Should I even bother...
In just about a month, February 13th to be exact, Joss Whedon's new show "Dollhouse" makes its premier on the FOX Time Slot of Death - 8 p.m. Friday nights. What I have to decide at some point is: Should I bother?
There are lots of things that bother me about this show. The premise seems weak. There's been all kinds of trouble in the development stage and Joss has had to go back and redo so much of it because the FOX people didn't like what he'd done. I really don't like Eliza Dusku.
But, the biggest thing is that I don't want to get sucked into a show that turns out to be great only to see it cancelled after a handful of episodes. Whedon's been up that road before with Firefly and, at least to me, the similarities between the two can't be ignored. Whedon had to cave into FOX executives because they didn't like the Firefly pilot. He got little to no support from the network and was, once again, stuck in the infamous Friday night black hole. It just seems like they're setting him up again.
I don't want to start a passionate relationship with another of Whedon's shows only to have it run out on me and toss me a "pity movie" a couple of years later.
I don't have a problem with Whedon and his ideas. Honestly, I didn't think a series based on the crappy movie "Buffy the Vampire Slayer" would amount to anything or be even remotely interesting. I now have all seven season sitting on my DVD shelf. I never thought David Boringass, er Borenaz could pull off an "Angel" series. He did and it sits right beside Buffy on the shelf. I thought the idea for "Firefly" wasn't the greatest and only was able to see one episode when it originally aired. I'm now watching the series once again and lamenting about its premature end.
Joss has a history, at least with me, of putting ideas that sound kind of lame out there and then blowing me away with the results. I hope, if I take the chance and actually watch "Dollhouse," he'll do the same again.

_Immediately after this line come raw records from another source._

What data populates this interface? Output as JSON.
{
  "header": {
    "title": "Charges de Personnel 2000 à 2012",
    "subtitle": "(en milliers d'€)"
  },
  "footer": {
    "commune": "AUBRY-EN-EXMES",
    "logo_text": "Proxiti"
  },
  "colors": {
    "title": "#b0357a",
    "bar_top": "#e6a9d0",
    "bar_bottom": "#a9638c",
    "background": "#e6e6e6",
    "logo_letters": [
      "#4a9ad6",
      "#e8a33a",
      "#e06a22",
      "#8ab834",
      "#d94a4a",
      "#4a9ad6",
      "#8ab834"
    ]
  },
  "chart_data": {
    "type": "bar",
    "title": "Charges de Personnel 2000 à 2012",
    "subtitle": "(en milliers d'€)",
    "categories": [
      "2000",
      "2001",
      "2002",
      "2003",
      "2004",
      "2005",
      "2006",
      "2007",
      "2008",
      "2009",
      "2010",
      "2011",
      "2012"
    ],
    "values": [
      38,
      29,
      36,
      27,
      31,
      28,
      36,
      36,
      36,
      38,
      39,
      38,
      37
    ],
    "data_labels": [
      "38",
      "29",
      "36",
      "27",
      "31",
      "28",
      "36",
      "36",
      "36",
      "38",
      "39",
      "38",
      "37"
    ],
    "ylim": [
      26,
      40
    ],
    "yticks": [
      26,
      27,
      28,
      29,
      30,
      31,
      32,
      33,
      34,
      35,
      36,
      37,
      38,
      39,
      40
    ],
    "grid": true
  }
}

But, here's the biggest thing. FOX has a terrible record of canceling shows I like. Sure, 24 has stuck around for a good run and I'm looking forward to more gut-wrenching action this spring. But for that one show, there is a list of others they put the hatchet to which deserved a rich, full life. Here are a few:
Millennium - Remember this one? Lance Henricksen as a former FBI agent who tracked down serial killers and worked for the mysterious Millennium group? After the success of that series that never existed - The X-Files - FOX gave him another show and this was it. It was great, for two seasons. Then it got cancelled after the second season so they ended the world. Then it got uncancelled and they had to unend the world and they limped along for a third season.
Space: Above and Beyond - Starship Troopers as a weekly, big budget sci-fi series. Brought to us by two of the big names behind that show I mentioned earlier that doesn't exist. Maybe a bit cliched, especially in the beginning, but it grew into its own on. Then, after a season that just got better and better, it got zapped and ended with a maybe it's over, maybe it's not final episode.
Futurama - The show from Matt Groenig much more than The Simpson (love The Simpsons, though). They made four seasons. Fox stretched it into five. Revived thanks to Adult Swim and Comedy Central. But as all things revived, well, the sparkle just isn't there, though each movie has progressively gotten better.
Family Guy - Okay. Cancelled, revived and funnier than ever. But still cancelled. And in the first episode after it comes back there's a great opening where Peter lists off all the shows FOX has cancelled between the end of Family Guy's first run and its return. Freakin' hilarious.
The Tick - Just watched this again for the umpteenth time. I still laugh my ass off.
The Critic - Okay. Cancelled on both ABC and FOX, but FOX was the last one to cancel it.
As much as I hope against hope, I just have a bad feeling the "Dollhouse" is going to be added to this list of shows that I really got into and then had jerked away from me. It's not just FOX. In recent years other networks have teased me with shows like "Threshold" and "Surface" which lasted as much as half a season before they were taken away. They weren't great, but they were good. And they are the reason I've refused to watch any new sci-fi series on network television for the past several years. I've even skipped "Fringe" which I have heard is pretty good, but very iffy as to how much longer it's going to last.
So, Joss, let me apologize in advance. I may watch your new series. I may not. I may wait and pick up the entire 13 episode run in coming years and lament about its demise much in the same way I do "Firefly." I am going to hope for success for you, but, I mean, dude.... It's FOX.